More Dinosaurs, Less Humans

From there, the story picks up with Dr. Alan Grant (Sam Neill) delivering a lecture in hopes of finding the rarest of all artifacts — funding. Clearly haunted by his first-hand experiences on the island from the first film, Grant is currently focusing his research on the infamous Raptors. His hypothesis reveals that Raptors, not humans, could very easily have been the dominant species of the planet. His supporters are incredulous, to say the least. A brief appearance by Laura Dern (who played Dr. Ellie Satler in the first film) links the sequel to its original, and away we go. When a wealthy married couple (William H. Macy and Tea Leoni) proposition Dr. Grant to be their tour guide on a flight over the island, their offer to finance his struggling dig motivates him to face his fears.

I won’t say much more about the plot. The story isn’t full of a lot of surprises, but it doesn’t need to be.
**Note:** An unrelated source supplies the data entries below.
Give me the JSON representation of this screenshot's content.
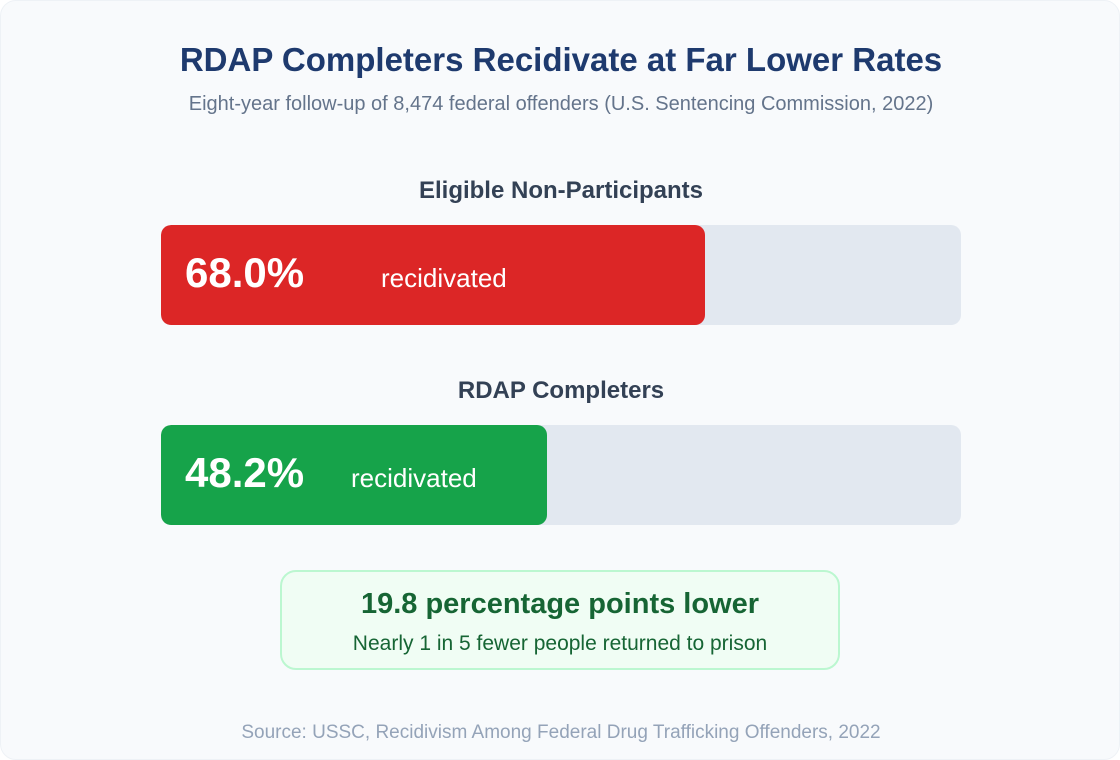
{
  "title": "RDAP Completers Recidivate at Far Lower Rates",
  "subtitle": "Eight-year follow-up of 8,474 federal offenders (U.S. Sentencing Commission, 2022)",
  "chart_data": {
    "type": "bar",
    "orientation": "horizontal",
    "xlim": [
      0,
      100
    ],
    "categories": [
      "Eligible Non-Participants",
      "RDAP Completers"
    ],
    "values": [
      68.0,
      48.2
    ],
    "value_labels": [
      "68.0%",
      "48.2%"
    ],
    "value_suffix": "recidivated",
    "colors": [
      "#dc2626",
      "#16a34a"
    ],
    "track_color": "#e2e8f0"
  },
  "callout": {
    "headline": "19.8 percentage points lower",
    "detail": "Nearly 1 in 5 fewer people returned to prison"
  },
  "source": "Source: USSC, Recidivism Among Federal Drug Trafficking Offenders, 2022"
}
The dinosaurs are the real attraction here, so wasting time on an overly developed story is really a moot point. That doesn’t mean the script isn’t smart. There are several very clever winks to some of Steven Spielberg’s previous hits, namely Jaws, and a very deft subtext beneath the camp and fun that keep alive the spirit of the first two.

Special Effects Carry a Film?

Jurassic Park III was directed by Joe Johnston (October Sky, Jumanji, and Honey I Shrunk the Kid). His background as a special effects artist, along with his previous films, demonstrates his gifted imagination. He does not shy away from the intensity that special effects can bring. In fact, his creatures tip toward the anthropomorphic. Jurassic Park III places the dinosaurs on center stage. They fight, they fly, heck, they even analyze.

The human drama of the first two is included only as an afterthought in this film. Maybe that’s not enough to support the film for some, or even most. But if you’re looking for a more horrific experience, and you’re willing to toss aside pretensions of believable human drama for creature feature suspense and a little Freudian psychology, than Jurassic Park III is the dinosaur movie for you.